Bad debt is the root of the crisis. Fiscal stimulus may help economies for a couple of years but once the “painkilling” effect wears off, US and European economies will plunge back into crisis. The crisis won’t be over until the nonperforming assets are off the balance sheets of US and European banks.

In proceeding with financial reform in response to the financial crisis, the US has been injecting public funds into banks and struggling companies with little success, sometimes forced to do so repeatedly. It appears that even President Barack Obama, a leader upon whom the expectations of the world await, has been unable to cut the Gordian knot.

The global financial crisis triggered by the collapse of the US housing bubble has been far more serious and fast moving than the crisis following the burst of the Japanese bubble. Yet, just as the two crises differ in their depth and urgency, they also vary in terms of the speed at which they have been dealt with. Indeed, US and European policymakers have responded to the ongoing crisis with much greater alacrity than did Japanese policymakers in the 1990s, or so it initially seemed.

However, as we move beyond the emergency response stage and face the challenge of correcting the fundamental problems that caused the financial crisis, things appear to be quite different. Watching how President Obama has had to continually struggle to work with Congress, I cannot help but realize, all things considered, that politicians in the US, or those in Europe for that matter, are not much different from their Japanese counterparts.

Particularly striking to me has been some of the remarks I have heard from US and British think-tank researchers at recent seminars and conferences. In essence, their remarks can be summarized as follows:

Because we USs are extremely optimistic people, we will regain our confidence and begin to increase consumption in one year’s time.

By stimulating demand through fiscal measures, the prevailing pessimism can be dispelled and confidence in the economy will be restored.

Déjà vu of Japan in the 1990s

It was a bizarre experience. I felt as if I were hearing USs and British recite the same words Japanese politicians, bureaucrats, and bank officials had repeated so many times during the first half of the 1990s. When the finance ministers and central bank governors from the Group of Twenty (G20) major economies met in Horsham, England on March 13-14, they devoted much of their time to discussing fiscal measures. As evidenced by this fact, excessive expectations are being placed on fiscal policies. It is relatively easy to get the people’s approval for using fiscal expenditures to finance public works projects, tax breaks, employment measures, and so forth.

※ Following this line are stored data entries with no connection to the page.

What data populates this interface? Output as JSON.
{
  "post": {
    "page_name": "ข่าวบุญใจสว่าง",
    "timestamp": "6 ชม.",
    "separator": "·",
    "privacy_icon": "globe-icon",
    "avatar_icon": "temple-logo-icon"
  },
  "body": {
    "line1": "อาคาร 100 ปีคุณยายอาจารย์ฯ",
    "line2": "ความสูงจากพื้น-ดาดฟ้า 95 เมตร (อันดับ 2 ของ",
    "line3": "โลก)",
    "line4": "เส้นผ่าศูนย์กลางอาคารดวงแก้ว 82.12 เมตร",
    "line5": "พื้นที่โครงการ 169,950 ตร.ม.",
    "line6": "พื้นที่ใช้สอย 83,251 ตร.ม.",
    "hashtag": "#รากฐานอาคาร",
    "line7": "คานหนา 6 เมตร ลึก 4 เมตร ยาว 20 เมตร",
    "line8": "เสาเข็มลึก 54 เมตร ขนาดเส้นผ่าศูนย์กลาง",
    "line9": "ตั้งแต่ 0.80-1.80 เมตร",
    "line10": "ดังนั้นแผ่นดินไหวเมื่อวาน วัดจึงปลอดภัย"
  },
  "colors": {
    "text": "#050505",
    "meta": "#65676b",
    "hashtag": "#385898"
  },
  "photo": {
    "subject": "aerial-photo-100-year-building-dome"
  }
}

I am afraid that today’s US and European leaders might be adopting the same mentality as that of the Japanese leaders in the 1990s. That is, it seems to me that they are clinging to wishful thinking by hoping that all of the current global economic problems will solve themselves in due time. As this situation prolongs itself, leaders may buy time with pain-relieving fiscal measures, but by doing so they will continue to ignore the true nature of the problems before them.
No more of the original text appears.